Todavía habló Mr. Burras largamente del capitán. Era éste un hombre singular, de unos sesenta y cinco años, cabellos grises, rostro duro, obstinado y taciturno. Por impenetrables razones, dejaba al barco errar a la deriva. A veces, subía de noche al puente para mandar recoger alguna vela, sabe Dios por qué, y luego descendía a encerrarse de nuevo en su camarote y a tocar el violín durante horas, a veces hasta el amanecer. En realidad, pasaba la mayor parte del tiempo, tanto de día como de noche, tocando el violín. Y muy ruidosamente por cierto.
Hasta el punto que un día, Mr. Burns, haciendo acopio de valor, le hizo muy serias objeciones. Ni él ni el oficial segundo podían cerrar los ojos, durante su cuarto de descanso, a causa del ruido… ¿Y cómo podrían, en semejantes condiciones, permanecer despiertos durante su cuarto de guardia?, le había preguntado Mr. Burns. La respuesta de aquel hombre resuelto fue que si ni a él ni al segundo oficial les gustaba el ruido, podían hacer sus maletas y largarse. Cuando se les propuso esta alternativa, el barco se encontraba a seiscientas millas de la orilla más próxima.
En aquel momento, Mr.
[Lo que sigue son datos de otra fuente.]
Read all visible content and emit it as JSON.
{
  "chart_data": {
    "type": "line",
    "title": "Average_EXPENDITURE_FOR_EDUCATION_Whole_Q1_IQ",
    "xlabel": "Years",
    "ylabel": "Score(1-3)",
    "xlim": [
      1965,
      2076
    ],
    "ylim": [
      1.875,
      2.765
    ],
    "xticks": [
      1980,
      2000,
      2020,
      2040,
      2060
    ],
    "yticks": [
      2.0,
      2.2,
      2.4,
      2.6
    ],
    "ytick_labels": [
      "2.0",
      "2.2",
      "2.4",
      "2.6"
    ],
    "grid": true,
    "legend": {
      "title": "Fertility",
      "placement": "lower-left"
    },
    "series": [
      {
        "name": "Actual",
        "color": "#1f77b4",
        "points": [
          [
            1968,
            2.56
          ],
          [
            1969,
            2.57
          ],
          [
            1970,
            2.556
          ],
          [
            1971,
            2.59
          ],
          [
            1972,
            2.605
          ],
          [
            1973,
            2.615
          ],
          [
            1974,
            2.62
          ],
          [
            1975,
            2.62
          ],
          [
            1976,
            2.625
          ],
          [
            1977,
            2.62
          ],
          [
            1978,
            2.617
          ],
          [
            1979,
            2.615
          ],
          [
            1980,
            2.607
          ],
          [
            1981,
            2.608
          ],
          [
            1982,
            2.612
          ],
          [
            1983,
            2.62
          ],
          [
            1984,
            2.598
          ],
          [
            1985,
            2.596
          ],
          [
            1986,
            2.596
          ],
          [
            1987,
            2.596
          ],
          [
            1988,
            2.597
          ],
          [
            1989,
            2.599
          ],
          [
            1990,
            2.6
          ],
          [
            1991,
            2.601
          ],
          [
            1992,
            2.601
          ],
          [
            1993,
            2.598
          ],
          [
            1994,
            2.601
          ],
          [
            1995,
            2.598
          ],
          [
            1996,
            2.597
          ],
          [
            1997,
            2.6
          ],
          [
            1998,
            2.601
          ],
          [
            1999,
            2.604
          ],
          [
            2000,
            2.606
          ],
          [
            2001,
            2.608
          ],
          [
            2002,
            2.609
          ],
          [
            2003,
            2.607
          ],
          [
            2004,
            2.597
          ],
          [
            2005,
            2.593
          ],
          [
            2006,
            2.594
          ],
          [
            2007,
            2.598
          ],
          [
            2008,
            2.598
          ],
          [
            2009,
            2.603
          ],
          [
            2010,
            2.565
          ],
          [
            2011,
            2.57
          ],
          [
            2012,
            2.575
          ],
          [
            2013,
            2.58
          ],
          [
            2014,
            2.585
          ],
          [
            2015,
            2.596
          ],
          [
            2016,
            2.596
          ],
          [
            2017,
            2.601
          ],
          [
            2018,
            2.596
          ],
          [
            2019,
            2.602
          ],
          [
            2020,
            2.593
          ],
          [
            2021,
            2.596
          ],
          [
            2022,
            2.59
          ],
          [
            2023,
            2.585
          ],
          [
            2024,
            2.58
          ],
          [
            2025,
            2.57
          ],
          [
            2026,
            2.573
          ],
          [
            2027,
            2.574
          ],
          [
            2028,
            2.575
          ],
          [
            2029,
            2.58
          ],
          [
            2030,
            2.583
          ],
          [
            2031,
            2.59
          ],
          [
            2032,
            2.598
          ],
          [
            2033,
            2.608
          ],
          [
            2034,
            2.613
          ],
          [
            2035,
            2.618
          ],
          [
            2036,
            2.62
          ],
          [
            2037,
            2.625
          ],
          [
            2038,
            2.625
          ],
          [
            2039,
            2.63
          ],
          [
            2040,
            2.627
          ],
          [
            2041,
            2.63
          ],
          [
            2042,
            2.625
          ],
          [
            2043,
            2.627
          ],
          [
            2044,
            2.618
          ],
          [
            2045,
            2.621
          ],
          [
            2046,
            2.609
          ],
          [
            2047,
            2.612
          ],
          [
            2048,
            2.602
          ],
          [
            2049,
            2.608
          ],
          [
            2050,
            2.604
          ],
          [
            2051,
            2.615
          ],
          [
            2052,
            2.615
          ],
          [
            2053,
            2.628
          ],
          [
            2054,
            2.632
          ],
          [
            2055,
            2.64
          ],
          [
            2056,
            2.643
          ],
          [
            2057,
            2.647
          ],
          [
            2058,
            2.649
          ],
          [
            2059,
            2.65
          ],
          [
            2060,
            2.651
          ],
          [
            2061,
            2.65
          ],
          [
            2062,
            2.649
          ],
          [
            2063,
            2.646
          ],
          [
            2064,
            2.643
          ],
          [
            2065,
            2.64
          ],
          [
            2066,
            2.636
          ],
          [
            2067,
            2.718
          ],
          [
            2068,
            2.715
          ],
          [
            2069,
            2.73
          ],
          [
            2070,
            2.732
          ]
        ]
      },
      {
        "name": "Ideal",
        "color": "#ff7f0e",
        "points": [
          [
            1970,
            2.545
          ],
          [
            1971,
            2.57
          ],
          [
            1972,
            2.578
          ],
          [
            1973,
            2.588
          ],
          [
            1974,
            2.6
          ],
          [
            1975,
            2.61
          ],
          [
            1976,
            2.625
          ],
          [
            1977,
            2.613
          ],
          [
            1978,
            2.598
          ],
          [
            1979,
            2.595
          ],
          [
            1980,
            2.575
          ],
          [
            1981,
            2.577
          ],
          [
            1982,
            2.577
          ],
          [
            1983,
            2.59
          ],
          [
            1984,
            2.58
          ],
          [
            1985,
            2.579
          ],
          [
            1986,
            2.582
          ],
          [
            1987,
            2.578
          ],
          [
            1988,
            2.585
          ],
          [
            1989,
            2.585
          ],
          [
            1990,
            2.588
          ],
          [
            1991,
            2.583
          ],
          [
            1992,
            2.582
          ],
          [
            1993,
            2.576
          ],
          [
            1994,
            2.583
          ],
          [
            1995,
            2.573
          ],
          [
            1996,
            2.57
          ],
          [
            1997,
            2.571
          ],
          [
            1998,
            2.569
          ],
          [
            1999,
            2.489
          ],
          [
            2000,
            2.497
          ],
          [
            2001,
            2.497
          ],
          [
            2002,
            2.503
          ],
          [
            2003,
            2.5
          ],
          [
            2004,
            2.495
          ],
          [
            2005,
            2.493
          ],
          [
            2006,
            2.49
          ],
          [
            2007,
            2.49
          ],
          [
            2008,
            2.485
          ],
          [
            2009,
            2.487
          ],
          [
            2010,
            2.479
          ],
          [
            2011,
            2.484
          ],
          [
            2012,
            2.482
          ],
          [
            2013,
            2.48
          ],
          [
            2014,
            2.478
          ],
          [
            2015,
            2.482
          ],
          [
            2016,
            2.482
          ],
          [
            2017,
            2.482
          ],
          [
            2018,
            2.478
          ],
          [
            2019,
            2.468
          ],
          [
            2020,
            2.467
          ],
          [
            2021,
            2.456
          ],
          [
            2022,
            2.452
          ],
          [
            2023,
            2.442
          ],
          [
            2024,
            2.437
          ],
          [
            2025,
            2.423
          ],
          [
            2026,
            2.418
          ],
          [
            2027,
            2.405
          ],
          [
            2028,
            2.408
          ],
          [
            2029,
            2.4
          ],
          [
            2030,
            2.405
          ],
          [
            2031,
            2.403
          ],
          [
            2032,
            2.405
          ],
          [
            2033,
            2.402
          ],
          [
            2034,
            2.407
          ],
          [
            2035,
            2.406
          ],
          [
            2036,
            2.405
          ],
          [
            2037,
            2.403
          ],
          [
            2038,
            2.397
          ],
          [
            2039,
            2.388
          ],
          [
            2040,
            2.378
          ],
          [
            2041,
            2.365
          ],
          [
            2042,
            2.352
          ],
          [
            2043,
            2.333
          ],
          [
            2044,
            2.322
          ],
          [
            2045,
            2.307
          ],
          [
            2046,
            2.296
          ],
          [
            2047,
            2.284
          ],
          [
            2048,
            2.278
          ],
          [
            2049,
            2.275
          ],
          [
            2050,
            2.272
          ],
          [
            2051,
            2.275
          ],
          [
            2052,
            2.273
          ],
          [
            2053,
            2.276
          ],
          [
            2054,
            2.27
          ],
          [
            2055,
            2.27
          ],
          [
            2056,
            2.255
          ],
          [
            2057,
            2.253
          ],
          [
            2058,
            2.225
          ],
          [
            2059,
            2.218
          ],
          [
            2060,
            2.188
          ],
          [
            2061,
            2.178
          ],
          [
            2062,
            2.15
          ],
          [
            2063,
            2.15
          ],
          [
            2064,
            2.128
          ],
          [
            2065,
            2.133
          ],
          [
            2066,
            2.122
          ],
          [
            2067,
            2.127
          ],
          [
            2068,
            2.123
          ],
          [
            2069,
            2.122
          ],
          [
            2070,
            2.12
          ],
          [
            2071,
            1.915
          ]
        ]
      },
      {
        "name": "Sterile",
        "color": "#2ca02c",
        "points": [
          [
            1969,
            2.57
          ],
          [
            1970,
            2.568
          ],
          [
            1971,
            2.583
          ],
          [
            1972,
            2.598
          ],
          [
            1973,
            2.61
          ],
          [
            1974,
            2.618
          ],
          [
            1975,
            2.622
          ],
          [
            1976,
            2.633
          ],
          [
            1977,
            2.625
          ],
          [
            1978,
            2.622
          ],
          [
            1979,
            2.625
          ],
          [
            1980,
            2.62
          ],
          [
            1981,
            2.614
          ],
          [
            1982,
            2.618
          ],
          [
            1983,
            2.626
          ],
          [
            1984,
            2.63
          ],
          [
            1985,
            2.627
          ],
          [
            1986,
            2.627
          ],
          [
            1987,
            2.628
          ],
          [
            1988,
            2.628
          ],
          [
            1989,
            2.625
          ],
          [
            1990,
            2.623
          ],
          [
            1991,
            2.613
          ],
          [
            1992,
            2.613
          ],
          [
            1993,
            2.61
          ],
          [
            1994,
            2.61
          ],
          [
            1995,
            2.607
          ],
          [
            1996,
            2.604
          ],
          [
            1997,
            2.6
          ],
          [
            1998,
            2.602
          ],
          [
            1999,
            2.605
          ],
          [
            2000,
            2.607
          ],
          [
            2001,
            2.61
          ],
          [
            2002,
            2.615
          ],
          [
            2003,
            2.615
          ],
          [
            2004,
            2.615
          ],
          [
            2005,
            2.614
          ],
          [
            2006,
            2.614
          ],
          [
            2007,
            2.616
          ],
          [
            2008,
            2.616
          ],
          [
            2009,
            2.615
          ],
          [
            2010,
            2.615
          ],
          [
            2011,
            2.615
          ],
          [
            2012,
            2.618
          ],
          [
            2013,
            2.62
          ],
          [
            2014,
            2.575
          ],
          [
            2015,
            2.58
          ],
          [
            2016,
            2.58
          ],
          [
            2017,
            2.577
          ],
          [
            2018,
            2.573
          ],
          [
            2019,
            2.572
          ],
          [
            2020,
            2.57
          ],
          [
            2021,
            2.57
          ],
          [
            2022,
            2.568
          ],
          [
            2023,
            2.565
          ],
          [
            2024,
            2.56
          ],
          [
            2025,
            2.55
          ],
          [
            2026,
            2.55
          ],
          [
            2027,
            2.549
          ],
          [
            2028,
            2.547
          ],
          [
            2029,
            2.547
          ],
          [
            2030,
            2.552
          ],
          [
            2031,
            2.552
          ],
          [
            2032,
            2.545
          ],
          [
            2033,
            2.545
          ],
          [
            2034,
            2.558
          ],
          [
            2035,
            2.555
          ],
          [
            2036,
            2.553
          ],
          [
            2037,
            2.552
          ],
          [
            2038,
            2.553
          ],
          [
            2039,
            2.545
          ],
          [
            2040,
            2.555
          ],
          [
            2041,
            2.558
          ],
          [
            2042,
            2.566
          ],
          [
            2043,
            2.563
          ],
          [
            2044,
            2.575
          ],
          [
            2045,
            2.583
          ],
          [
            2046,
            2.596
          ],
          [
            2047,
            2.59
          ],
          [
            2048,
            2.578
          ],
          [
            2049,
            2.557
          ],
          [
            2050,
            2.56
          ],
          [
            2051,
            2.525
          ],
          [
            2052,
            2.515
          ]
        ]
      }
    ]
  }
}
Burns me miró con aire de curiosidad, mientras yo empezaba a pensar que mi predecesor había sido un hombre bastante singular.
Sin embargo, todavía me quedaban por oír cosas más extrañas. Así, supe que aquel marino de sesenta y cinco años, colérico, huraño, tosco, curtido, por el mar, no sólo era un artista, sino también un enamorado. En Haiphong, adonde habían llegado después de una serie de infructuosas peregrinaciones -durante las cuales el barco había estado a punto de irse a pique-, el capitán, según la expresión de Mr. Burns, se había «enredado» con una mujer. Mr. Burns no había tenido conocimiento personal de este asunto, pero existía una prueba evidente bajo la forma de una fotografía tomada en Haiphong, y descubierta por Mr. Burns en uno de los cajones del camarote del capitán.